Não se trata de uma redução. Mas, para se compreender melhor, em português, qual a atmosfera que impregna a sua obra, poderíamos pensar numa síntese de Bocage e de Fernando Pessoa.
De Bocage, temos a linguagem grosseira e popular, que não recua diante dos termos obscenos, sobretudo quando se trata de escrever sobre os órgãos ou o acto sexuais.
De Pessoa, temos, antes de mais, a vida do próprio: um burocrata com emprego fixo e horários estritos; um manga-de-alpaca que esgota a sua vida no escritório de uma dessas ruas típicas da cidade em que vive, mas que, na poesia, secreta, inspirada e inesperadamente, adquire toda a sua força e sentido. De Pessoa temos, pois, essa semelhança biográfica, mas não só: uma contenção avessa a delírios românticos, a arroubos líricos, que achou a forma mais apurada num dos heterónimos pessoanos, Alberto Caeiro.
E que obtemos? Philip Larkin.
Vou folheando os poemas de High Windows, e onde outros leram a pose reaccionária e uma espécie de desprezo pelo feminino, eu leio uma candura de adolescente para quem tudo é perigoso e, ao mesmo tempo, invejável. Vejo Holden Caulfield, a personagem (e narrador) de The Catcher in the Rye, com o seu azedume e a sua brutalidade, sob os quais tange uma sensibilidade em ferida e uma intensa carência.

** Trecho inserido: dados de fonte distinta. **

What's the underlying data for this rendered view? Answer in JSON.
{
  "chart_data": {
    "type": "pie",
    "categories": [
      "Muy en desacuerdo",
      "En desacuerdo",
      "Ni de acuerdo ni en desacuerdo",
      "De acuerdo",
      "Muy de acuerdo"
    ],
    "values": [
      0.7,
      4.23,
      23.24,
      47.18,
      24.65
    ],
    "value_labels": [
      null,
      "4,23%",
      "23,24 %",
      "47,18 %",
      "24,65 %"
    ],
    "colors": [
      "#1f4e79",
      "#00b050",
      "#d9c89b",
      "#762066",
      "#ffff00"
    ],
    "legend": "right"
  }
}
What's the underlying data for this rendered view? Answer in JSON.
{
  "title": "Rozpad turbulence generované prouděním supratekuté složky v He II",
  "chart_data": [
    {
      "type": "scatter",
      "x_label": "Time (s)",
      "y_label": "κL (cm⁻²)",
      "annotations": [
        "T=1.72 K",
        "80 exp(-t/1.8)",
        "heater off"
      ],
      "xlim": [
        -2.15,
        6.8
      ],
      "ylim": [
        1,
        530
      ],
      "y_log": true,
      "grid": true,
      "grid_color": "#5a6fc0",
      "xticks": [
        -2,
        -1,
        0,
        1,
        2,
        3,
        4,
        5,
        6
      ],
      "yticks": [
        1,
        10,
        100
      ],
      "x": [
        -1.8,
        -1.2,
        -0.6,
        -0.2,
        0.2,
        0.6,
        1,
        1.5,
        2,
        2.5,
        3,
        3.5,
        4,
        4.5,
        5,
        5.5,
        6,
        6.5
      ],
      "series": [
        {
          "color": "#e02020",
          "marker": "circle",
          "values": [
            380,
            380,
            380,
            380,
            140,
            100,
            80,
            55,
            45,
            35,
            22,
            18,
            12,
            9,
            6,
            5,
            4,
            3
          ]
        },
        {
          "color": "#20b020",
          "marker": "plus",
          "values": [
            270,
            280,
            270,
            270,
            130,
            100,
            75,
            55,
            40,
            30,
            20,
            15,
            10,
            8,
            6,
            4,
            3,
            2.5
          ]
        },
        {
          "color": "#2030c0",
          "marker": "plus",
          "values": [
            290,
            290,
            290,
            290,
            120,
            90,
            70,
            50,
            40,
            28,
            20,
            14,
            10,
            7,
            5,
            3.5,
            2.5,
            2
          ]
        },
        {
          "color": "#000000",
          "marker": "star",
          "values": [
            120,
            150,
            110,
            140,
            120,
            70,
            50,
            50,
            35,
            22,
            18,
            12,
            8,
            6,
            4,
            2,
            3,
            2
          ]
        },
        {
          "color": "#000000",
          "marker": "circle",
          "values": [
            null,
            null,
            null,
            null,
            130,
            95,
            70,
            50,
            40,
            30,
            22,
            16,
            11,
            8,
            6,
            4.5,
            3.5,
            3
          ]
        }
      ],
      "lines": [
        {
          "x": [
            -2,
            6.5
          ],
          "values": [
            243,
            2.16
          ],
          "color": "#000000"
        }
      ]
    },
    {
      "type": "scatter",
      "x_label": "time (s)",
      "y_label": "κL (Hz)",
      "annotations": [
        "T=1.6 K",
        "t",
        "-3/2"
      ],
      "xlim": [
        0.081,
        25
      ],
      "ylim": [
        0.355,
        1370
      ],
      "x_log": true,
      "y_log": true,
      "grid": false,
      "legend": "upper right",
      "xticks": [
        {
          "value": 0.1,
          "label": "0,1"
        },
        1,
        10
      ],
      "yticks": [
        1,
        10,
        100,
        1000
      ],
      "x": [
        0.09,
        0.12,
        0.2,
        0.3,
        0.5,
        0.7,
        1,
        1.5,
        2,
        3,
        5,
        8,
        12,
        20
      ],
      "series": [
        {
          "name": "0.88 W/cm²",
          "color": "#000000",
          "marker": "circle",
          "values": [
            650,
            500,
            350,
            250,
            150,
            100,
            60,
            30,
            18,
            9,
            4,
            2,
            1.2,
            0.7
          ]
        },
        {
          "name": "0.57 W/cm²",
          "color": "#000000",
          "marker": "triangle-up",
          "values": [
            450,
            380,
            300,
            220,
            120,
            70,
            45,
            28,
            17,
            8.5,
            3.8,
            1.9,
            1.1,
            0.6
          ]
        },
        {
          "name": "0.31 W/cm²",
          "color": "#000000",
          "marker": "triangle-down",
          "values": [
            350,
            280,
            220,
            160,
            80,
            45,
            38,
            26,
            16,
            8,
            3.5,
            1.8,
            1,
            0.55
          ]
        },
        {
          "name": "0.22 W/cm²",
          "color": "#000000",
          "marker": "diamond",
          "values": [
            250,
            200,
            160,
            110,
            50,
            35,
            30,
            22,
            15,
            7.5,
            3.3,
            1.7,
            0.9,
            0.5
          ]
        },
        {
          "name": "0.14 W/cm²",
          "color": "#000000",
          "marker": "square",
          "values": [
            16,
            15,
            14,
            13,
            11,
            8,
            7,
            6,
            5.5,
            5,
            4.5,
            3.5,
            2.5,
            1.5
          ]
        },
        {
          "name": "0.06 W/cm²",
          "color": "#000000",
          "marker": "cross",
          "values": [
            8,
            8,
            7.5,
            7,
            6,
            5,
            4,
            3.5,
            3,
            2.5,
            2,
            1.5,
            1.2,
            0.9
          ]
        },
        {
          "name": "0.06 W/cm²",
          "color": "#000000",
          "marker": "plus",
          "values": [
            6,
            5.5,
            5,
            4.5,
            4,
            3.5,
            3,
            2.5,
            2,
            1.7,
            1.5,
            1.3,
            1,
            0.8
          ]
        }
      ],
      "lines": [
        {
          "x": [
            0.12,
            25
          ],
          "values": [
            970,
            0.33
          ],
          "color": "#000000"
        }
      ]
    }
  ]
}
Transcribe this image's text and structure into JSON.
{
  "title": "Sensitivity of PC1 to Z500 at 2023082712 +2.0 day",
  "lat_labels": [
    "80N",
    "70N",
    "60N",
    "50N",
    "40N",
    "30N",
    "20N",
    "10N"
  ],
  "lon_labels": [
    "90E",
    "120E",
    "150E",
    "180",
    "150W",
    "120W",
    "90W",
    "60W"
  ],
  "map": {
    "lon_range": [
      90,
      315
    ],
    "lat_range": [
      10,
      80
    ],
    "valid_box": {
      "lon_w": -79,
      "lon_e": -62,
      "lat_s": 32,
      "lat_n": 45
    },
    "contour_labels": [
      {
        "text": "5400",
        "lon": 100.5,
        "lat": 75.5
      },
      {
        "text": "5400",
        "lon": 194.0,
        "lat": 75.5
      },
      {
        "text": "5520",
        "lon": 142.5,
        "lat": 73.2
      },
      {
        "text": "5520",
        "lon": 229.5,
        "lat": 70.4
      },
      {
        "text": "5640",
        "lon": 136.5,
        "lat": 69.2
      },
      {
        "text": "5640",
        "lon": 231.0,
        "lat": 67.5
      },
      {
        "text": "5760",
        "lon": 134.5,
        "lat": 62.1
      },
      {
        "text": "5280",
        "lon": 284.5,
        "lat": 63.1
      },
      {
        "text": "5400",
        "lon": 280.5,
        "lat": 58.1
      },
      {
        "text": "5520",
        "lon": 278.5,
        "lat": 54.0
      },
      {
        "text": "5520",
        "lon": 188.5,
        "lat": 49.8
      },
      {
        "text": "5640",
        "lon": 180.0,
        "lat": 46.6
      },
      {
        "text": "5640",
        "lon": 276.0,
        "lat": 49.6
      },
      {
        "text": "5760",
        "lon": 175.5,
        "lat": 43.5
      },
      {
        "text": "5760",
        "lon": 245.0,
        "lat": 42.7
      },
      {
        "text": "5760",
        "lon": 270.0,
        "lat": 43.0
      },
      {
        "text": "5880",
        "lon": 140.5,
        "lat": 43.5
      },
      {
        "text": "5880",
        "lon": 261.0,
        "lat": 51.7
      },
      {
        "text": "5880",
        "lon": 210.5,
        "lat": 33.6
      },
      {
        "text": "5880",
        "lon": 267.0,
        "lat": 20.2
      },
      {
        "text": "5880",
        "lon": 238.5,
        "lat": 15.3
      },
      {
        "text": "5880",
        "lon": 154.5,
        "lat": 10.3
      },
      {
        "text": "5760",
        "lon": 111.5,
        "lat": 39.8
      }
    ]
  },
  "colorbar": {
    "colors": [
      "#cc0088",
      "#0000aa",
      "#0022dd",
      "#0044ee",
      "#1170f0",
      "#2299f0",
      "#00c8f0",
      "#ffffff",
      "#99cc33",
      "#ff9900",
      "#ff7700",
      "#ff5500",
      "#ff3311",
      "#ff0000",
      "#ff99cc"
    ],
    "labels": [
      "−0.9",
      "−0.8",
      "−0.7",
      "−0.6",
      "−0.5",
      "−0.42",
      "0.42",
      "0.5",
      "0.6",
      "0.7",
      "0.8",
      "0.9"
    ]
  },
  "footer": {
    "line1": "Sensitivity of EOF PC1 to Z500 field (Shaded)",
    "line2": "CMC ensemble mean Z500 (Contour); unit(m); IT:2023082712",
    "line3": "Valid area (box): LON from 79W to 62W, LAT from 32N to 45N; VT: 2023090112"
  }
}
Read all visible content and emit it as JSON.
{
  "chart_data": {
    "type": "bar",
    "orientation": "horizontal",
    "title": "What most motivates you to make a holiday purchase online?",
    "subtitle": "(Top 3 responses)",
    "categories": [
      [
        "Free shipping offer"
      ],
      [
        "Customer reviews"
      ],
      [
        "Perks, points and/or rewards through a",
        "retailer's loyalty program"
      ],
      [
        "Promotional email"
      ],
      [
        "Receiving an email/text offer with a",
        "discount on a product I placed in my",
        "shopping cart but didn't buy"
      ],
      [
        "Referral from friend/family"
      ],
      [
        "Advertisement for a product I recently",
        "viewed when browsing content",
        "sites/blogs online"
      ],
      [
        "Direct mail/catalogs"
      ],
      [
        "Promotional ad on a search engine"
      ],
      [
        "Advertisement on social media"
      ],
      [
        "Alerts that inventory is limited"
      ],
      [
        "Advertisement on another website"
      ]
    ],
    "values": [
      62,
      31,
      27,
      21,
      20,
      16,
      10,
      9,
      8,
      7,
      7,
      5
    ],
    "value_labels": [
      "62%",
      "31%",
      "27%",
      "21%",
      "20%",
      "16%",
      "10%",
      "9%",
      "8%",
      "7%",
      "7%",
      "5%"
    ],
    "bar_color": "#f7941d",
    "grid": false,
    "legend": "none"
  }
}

É uma poesia completamente diferente da que conhecemos. (Mau grado tantos imitadores). Mostra-nos o absurdo do quotidiano sob o modo de uma lista de pequenos nadas monótonos e sem brilho. Os gestos mais simples tornam-se objecto de enunciação: espreito namorados, ou olho para uma janela, ou ponho pedras de gelo num copo com "três doses de gin, limão em rodela,/Mais um quarto de tónica [...]".
Mas se, de facto, esta poesia se debruça sobre o dia-a-dia, denunciando-o na sua dimensão mais superficial e vazia, reconstituindo, em exaustivas descrições, o tom de rotinas ou de rituais - como em "Livings", que principia assim: «Lido com lavradores, coisas como desinfectantes e rações» -, a verdade é que a sua linguagem, aparentemente coloquial, procura e encontra algumas das formas mais límpidas e correctas da perfeição.
Por exemplo, em "Friday Night in the Royal Station Hotel":
«Pelas portas abertas, a sala de jantar afirma/Uma solidão mais vasta, de facas e copos/ E silêncio assente como uma alcatifa.»
Ou este conjunto, ao qual nada se acrescentaria ou retiraria, de tal modo nos parece estarmos diante de uma formulação que suspende, durante o tempo da sua leitura, o movimento do mundo:
«Em vez de palavras, vêem-me à ideia janelas altas:
O vidro que acolhe o sol, e mais além
O ar azul e profundo,
Que não revela
Nada e está em lado nenhum e não tem fim.»
A poesia de Larkin tem sido vista como uma reacção ao lirismo exacerbado do neo-romantismo, por um lado (de Dylan Thomas) e, por outro lado, contra o modernismo (de T. S. Eliot e Ezra Pound): há, nela, uma espécie de revolta contra tudo quanto seja excesso, exuberância, revolução; ora penso que a escolha de uma forma «clássica», para a qual métrica e rima são essenciais, constrói, muito mais do que a expressão mais justa dessa revolta, uma expressão de uma musicalidade irresistível. Mais do que no programa, portanto, na sonoridade...
O que descubro em Philip Larkin?
Um cinismo desesperado, sob a vulgaridade do quotidiano trivial, uma sensibilidade fina que, ao invés de se assumir nas lágrimas, prefere a ironia ou o sarcasmo doridos e dolorosos (veja-se o pungente "The Old Fools"), um desequilíbrio emocional triste e neurótico, vazado na perfeição de uma linguagem em que as imagens brilham, limpas, nítidas, tão bonitas, e os versos revelam uma invulgar inteligência poética.
É uma poesia dura, como dizia há tão pouco, citando uma ex-aluna, sobre A Metamorfose, de Kafka. E, sim, tal como também dizia ao mesmo propósito: é algo que nunca esqueceremos.